Pourquoi les rêves sont essentiels à votre bien-être ?

Selon un article publié par News Scientist, les rêves sont vitaux. Ils permettent entre autres de stimuler la pensée créative, la mémoire, l’apprentissage mais aussi de préserver une certaine santé mentale.

Par Tiffany Sales. Photo : Pxhere. |

Nous avons tendance à croire que le sommeil paradoxal n’est pas si important que cela. Et pourtant, des recherches récentes soulignent l’importance fondamentale des périodes de sommeil paradoxal et des rêves profonds. Des phases qui représentent en moyenne 20 % de votre sommeil et qui surgissent vers la fin de cycles qui durent en moyenne 1 h 30. Un article de News Scientist repéré par Konbini France est revenu sur cinq études majeures.

Ils consolident la mémoire

Le rêve joue un rôle essentiel dans la consolidation de la mémoire, tout du moins chez les souris. Des chercheurs de l’université de Montréal ont utilisé l’optogénétique, une technologie permettant de contrôler avec précision une population de neurones par un faisceau lumineux. « Nous avons choisi de cibler les neurones qui régulent l’activité de l’hippocampe, une structure connue comme le GPS du cerveau et essentiel dans la formation de la mémoire lors de la période d’éveil », explique Williams, l’un des auteurs de l’étude. En contrôlant cette partie de leur cerveau durant le sommeil paradoxal des souris, les chercheurs ont ainsi empêché l'oscillation des ondes thêta de leur hippocampe.

Résultat : les souris dont la nuit de sommeil a été « modifiée » avaient oublié ce qu’elles avaient appris la veille. « L’activité neuronale pendant cette phase de sommeil est donc essentielle pour consolider la mémoire », explique Richard Boyce, doctorant et auteur principal de l’étude.
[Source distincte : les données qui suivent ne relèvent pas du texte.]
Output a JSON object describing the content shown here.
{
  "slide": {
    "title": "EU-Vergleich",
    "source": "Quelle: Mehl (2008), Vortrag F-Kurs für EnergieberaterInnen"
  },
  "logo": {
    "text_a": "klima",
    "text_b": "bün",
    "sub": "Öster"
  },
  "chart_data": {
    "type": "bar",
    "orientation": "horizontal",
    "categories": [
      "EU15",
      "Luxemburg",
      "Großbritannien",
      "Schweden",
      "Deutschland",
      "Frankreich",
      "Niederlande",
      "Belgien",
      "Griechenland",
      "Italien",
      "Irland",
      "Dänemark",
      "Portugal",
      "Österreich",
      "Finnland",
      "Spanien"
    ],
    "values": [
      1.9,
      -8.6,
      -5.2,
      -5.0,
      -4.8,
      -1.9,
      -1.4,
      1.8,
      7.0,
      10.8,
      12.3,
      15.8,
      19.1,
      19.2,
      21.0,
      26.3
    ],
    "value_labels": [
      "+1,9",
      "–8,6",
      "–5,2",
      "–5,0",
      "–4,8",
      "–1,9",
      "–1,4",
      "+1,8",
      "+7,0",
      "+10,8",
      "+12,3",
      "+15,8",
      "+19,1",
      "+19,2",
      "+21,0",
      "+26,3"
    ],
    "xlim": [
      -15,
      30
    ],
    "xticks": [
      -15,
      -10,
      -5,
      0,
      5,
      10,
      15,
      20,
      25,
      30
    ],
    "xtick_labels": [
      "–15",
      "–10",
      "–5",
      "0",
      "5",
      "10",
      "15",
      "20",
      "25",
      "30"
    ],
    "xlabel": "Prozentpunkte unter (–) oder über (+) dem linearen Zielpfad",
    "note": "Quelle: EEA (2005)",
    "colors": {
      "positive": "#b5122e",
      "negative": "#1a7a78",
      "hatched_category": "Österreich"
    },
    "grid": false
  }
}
Ils boostent la créativité

Le rêve booste la créativité. C’est du moins ce qu’il ressort d’une étude menée par des chercheurs de l'université de Californie qui ont soumis 77 volontaires âgés de 18 à 35 ans à deux sessions de tests évaluant la capacité à faire des associations (syntaxiques, sémantiques...) de mots. La première avait lieu le matin, la deuxième l’après-midi. Elles étaient soit entrecoupées d'un repos éveillé soit d'une sieste de 90 minutes. Résultat : ceux qui ont fait une sieste le matin - riche en sommeil paradoxal - ou une sieste d’au moins 90 minutes en première partie de journée ont obtenu de meilleurs résultats au test.

Ils portent conseil

Selon certains experts comme Robert Stickgold (Harvard Medical School), le cerveau fait plus que renforcer la mémoire durant la nuit: « Il essaie d'extraire de la signification dans le flot des données acquises », explique-t-il dans la revue Science. C'est d'ailleurs aussi cette propriété qui expliquerait l'adage selon lequel « la nuit porte conseil »: de nombreuses expériences ont en effet pu démontrer que des sujets ayant passé une partie de la nuit en sommeil paradoxal avaient trouvé au matin des solutions à des casse-tête qu'ils peinaient à résoudre la veille.

Ils sont thérapeutiques

Une étude menée par Rosalind Cartwright, une chercheuse de l’université de Chicago, démontre qu’il était bien plus facile pour des femmes divorcées, qui avaient incorporé fréquemment leur ex-conjoint dans leurs rêves, de traverser cette mauvaise passe, que pour celles qui n’avaient signalé aucun rêve. Le rêve viendrait dans ce sens remplir une fonction régulatrice, voire thérapeutique.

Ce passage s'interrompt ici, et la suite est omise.